Palestinos mantêm vinícola ‘de resistência’ em meio ao conflito
Em um vale entre Belém e Jerusalém, palestinos estão usando uvas nativas para produzir vinhos finos no local que já abrigou uma igreja. E depois de décadas focando as vendas locais, a vinícola e monastério Cremisan tem oferecido aos visitantes uma experiência única, que combina vinho e história, destacando um alcance pacífico entre a agitação local.
Monges italianos começaram e fazer vinho na Cremisan em 1885, e evidências arqueológicas mostram que a bebida já era produzida na região milhares de anos atrás. O monastério atual foi construído no terreno de uma igreja bizantina do século 7o.
Por mais de um século, a Cremisan oferecia, sem alarde, vinhos de preços modestos a cristãos e judeus da região. Mas as vendas caíram depois das insurreições palestinas em 2000, a repressão israelense e a doença do monge que por décadas esteve no comando da produção da bebida. Por um tempo, o futuro da vinícola pareceu em xeque.
Cerca de dez anos atrás, “havia muitos problemas, certamente”, diz Della Shenton, responsável pela distribuição do Cremisan no Reino Unido. Mas as coisas começaram a melhorar em 2008, quando Riccardo Cotarella, um dos mais respeitados enólogos italianos fez um compromisso de longo prazo para ajudar a marca.
Cotarella focou nas únicas uvas locais –as brancas hamdani e jandali– no lugar da chardonnay, e no vinho tinto feito com a baladi asmar, não merlot.
“Agora vemos uma diferença tremenda”, diz Shenton. “Vemos uma enorme melhora na qualidade”. No ano passado, o famoso restaurante londrino Ottolenghi –cujos donos são israelenses e palestinos– escolheu o Star of Bethlehem da Cremisan, feito com um blend de hamdani e jandali, como seu vinho do mês. O mesmo rótulo rendeu elogios de Jancis Robinson, autor de “The Oxford Companion to Wine”.
Em uma tarde no meio de setembro, um ônibus turístico com visitantes ingleses chegou à Cremisan, e alguns noruegueses chegaram de táxi. Todos foram recebidos por três cristãos palestinos que trabalham para preservar a histórica cultura vinícola, que emprega muitos locais.
Um dos visitantes ingleses ficou impressionado. “É suave e seco, um vinho de qualidade, surpreendentemente bom”, disse Andrew Strachan.
Uma chave do plano de longo prazo da Cremisan foi produzir pensando em palestinos. O enólogo Laith Kokaly, 29, da comunidade vizinha de Beit Jala, diz que seu avô fazia vinho em casa, e que muitos cristãos locais têm uma herança similar.
Fadi Batarseh, 24, de Jerusalém oriental, é um dos especialistas da Cremisan, e outro jovem de Belém tem ajudado com o marketing. Kokaly e Batarseh passaram, cada um, três anos na Itália estudando a produção de vinhos com o apoio de Cotarella.
Quem visita a Cremisan também observa como a região era em tempos antigos. Terraços de pedra, vinhedos e oliveiras com centenas de anos revestem as colinas, e um dos jardins exibe prensas para azeite e vinho encontradas próximo dali.

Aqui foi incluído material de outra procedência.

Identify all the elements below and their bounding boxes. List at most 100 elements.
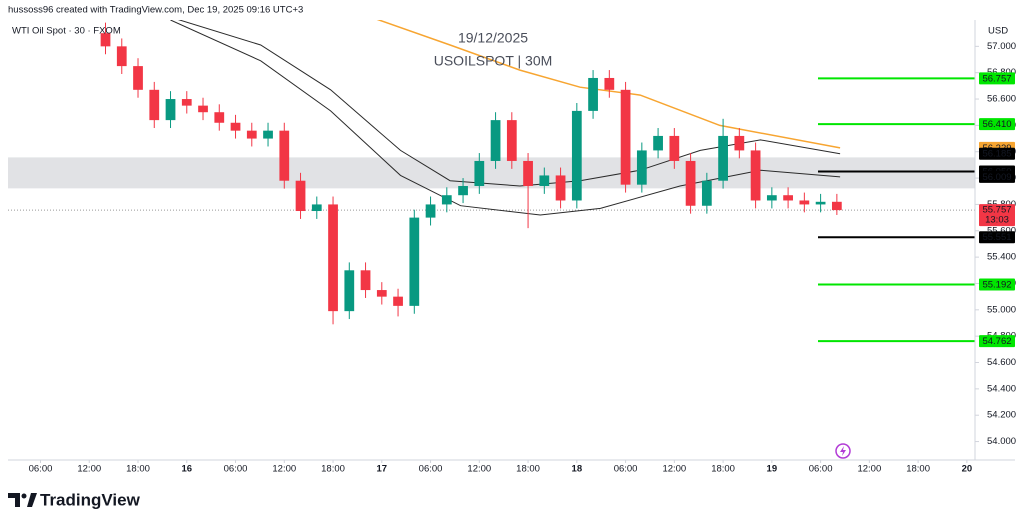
y-tick-label: 54.000 — [987, 436, 1016, 447]
y-tick-label: 55.600 — [987, 225, 1016, 236]
x-tick-label: 12:00 — [272, 464, 296, 475]
candle-body — [458, 185, 468, 196]
x-tick-label: 18:00 — [126, 464, 150, 475]
chart-title: 19/12/2025 — [458, 30, 528, 46]
x-tick-label: 19 — [767, 464, 778, 475]
y-tick-label: 54.400 — [987, 383, 1016, 394]
level-label: 55.551 — [982, 232, 1011, 243]
candle-body — [588, 77, 598, 111]
countdown: 13:03 — [985, 215, 1009, 226]
candle-body — [815, 201, 826, 205]
candle-body — [685, 160, 696, 206]
level-label-bg — [979, 231, 1015, 244]
candle-body — [198, 105, 208, 113]
y-tick-label: 54.200 — [987, 410, 1016, 421]
candle-body — [165, 99, 176, 121]
x-tick-label: 12:00 — [662, 464, 686, 475]
candle-body — [539, 175, 550, 186]
candle-body — [393, 296, 403, 306]
candle-body — [734, 135, 745, 151]
x-tick-label: 18:00 — [516, 464, 540, 475]
y-tick-label: 57.000 — [987, 41, 1016, 52]
x-tick-label: 18 — [572, 464, 583, 475]
candle-body — [295, 180, 306, 212]
level-label-bg — [979, 278, 1015, 291]
candle-body — [506, 120, 517, 161]
x-tick-label: 06:00 — [614, 464, 638, 475]
candle-body — [799, 200, 810, 205]
line-label: 56.009 — [982, 172, 1011, 183]
level-label-bg — [979, 118, 1015, 131]
candle-body — [669, 135, 680, 161]
candle-body — [604, 77, 615, 90]
candle-body — [214, 112, 225, 123]
level-label: 54.762 — [982, 336, 1011, 347]
x-tick-label: 16 — [181, 464, 192, 475]
candle-body — [149, 89, 160, 121]
level-label-bg — [979, 335, 1015, 348]
level-label: 56.757 — [982, 73, 1011, 84]
candle-body — [555, 175, 566, 201]
header-text: hussoss96 created with TradingView.com, … — [8, 5, 303, 16]
x-tick-label: 17 — [377, 464, 388, 475]
candle-body — [523, 160, 533, 186]
x-tick-label: 12:00 — [467, 464, 491, 475]
x-tick-label: 18:00 — [711, 464, 735, 475]
candle-body — [409, 217, 420, 306]
brand: TradingView — [40, 490, 141, 509]
y-tick-label: 55.000 — [987, 304, 1016, 315]
candle-body — [831, 201, 842, 211]
candle-body — [636, 150, 647, 185]
candle-body — [750, 150, 761, 201]
candle-body — [100, 33, 111, 47]
line-label-bg — [979, 147, 1015, 160]
candle-body — [230, 122, 241, 131]
x-tick-label: 18:00 — [321, 464, 345, 475]
candle-body — [376, 290, 387, 297]
candle-body — [246, 130, 257, 139]
candle-body — [783, 195, 793, 201]
candle-body — [311, 204, 322, 212]
candle-body — [263, 130, 273, 139]
x-tick-label: 20 — [962, 464, 973, 475]
candle-body — [133, 66, 143, 90]
y-tick-label: 55.400 — [987, 252, 1016, 263]
candle-body — [425, 204, 436, 218]
zone-layer — [8, 157, 975, 189]
line-label-bg — [979, 170, 1015, 183]
candle-body — [360, 270, 371, 291]
candle-body — [279, 130, 290, 181]
candle-body — [181, 99, 192, 106]
candle-body — [701, 180, 712, 206]
replay-icon — [835, 443, 851, 459]
x-tick-label: 06:00 — [419, 464, 443, 475]
x-tick-label: 12:00 — [77, 464, 101, 475]
zone — [8, 157, 975, 189]
candle-body — [571, 110, 582, 201]
candle-body — [766, 195, 777, 201]
last-price-label: 55.757 — [982, 205, 1011, 216]
logo — [8, 493, 37, 507]
candle-body — [344, 270, 355, 312]
level-label-bg — [979, 72, 1015, 85]
line-label: 56.185 — [982, 149, 1011, 160]
candle-body — [116, 46, 127, 67]
x-tick-label: 18:00 — [906, 464, 930, 475]
candle-body — [441, 195, 452, 205]
candle-body — [328, 204, 338, 312]
chart-subtitle: USOILSPOT | 30M — [434, 53, 553, 69]
last-price-bg — [979, 204, 1015, 227]
level-label: 55.192 — [982, 280, 1011, 291]
candle-body — [620, 89, 631, 185]
x-tick-label: 06:00 — [224, 464, 248, 475]
x-tick-label: 12:00 — [857, 464, 881, 475]
y-tick-label: 56.600 — [987, 94, 1016, 105]
y-tick-label: 54.600 — [987, 357, 1016, 368]
level-label: 56.410 — [982, 119, 1011, 130]
axis-layer: 54.00054.20054.40054.60054.80055.00055.2… — [29, 41, 1016, 475]
x-tick-label: 06:00 — [29, 464, 53, 475]
candle-body — [474, 160, 485, 186]
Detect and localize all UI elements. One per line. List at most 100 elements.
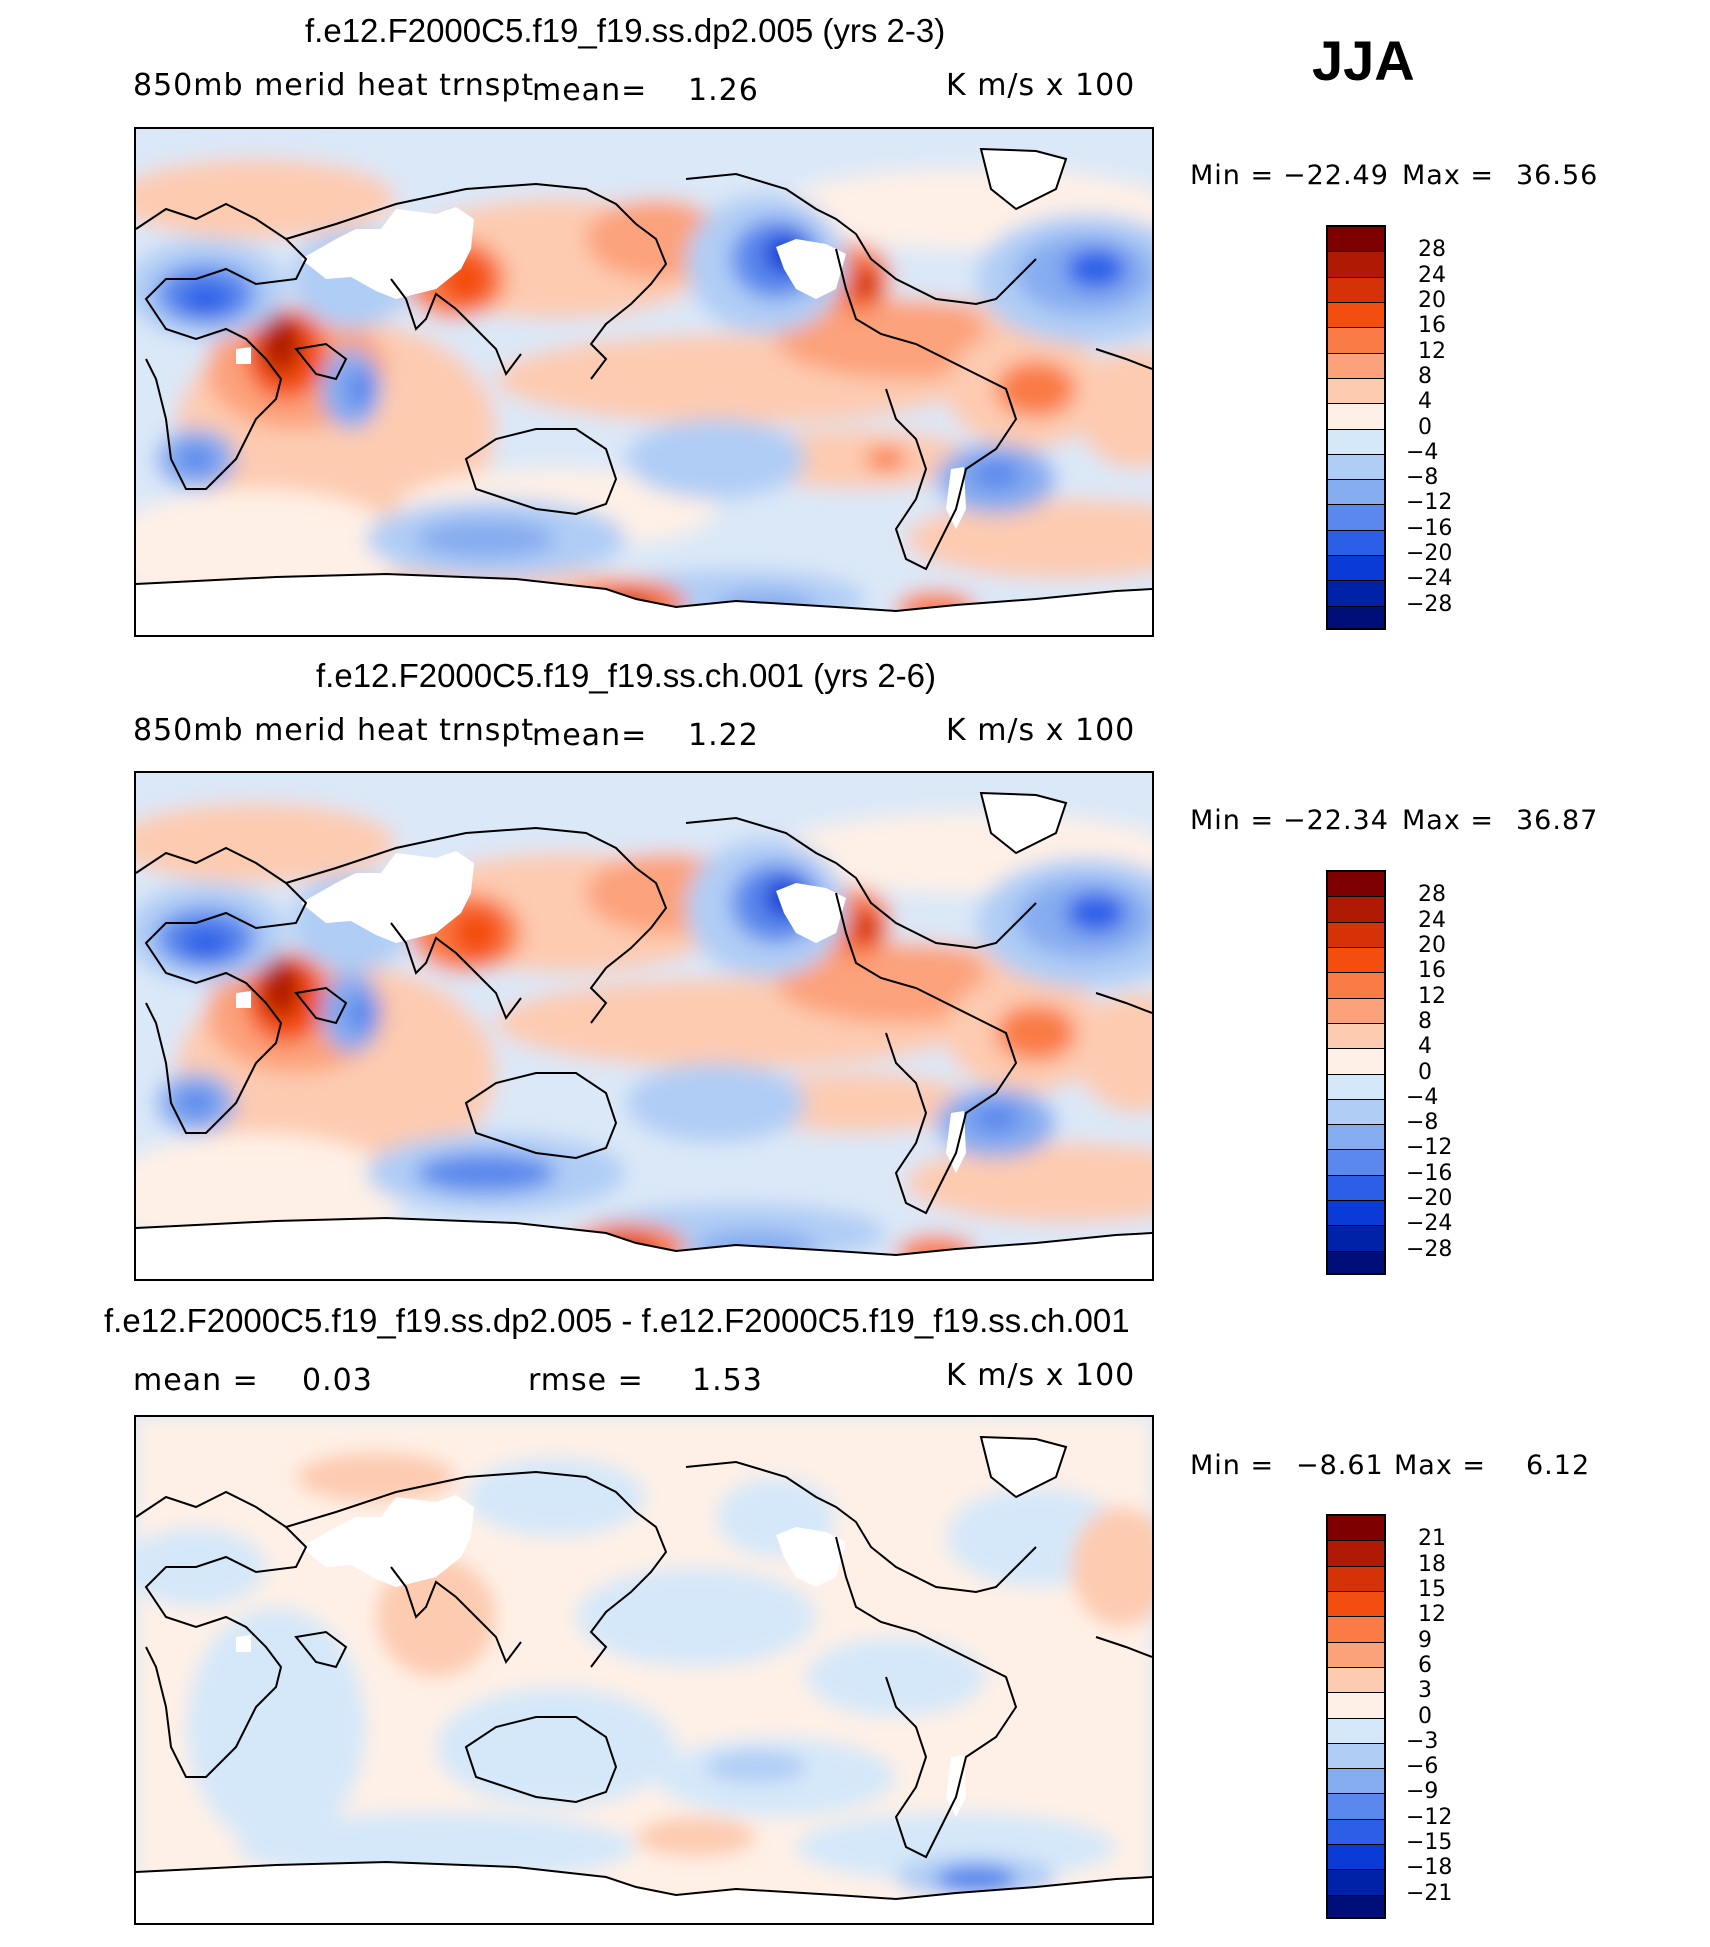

A vinícola também desconstrói alguns preconceitos sobre o Oriente Médio. Palestinos cristãos e muçulmanos trabalham juntos nos vinhedos, e assim o fizeram por décadas, e o funcionário mais antigo do local é muçulmano (ele não bebe). Os lucros da empresa ajudam a financiar programas para órfãos e jovens da região.
Mas a política da região também teve efeitos. Grupos de igrejas de todo mundo se opuseram a um plano de Israel de expandir uma barreira ao longo do vale, dizendo que isso forçaria a retirada de 58 famílias das terras ancestrais de suas famílias.
Depois de anos de disputa, o caso foi levado à Suprema Corte israelense, e a construção do muro foi iniciada em agosto. Israel diz que ele é necessário por motivos de segurança.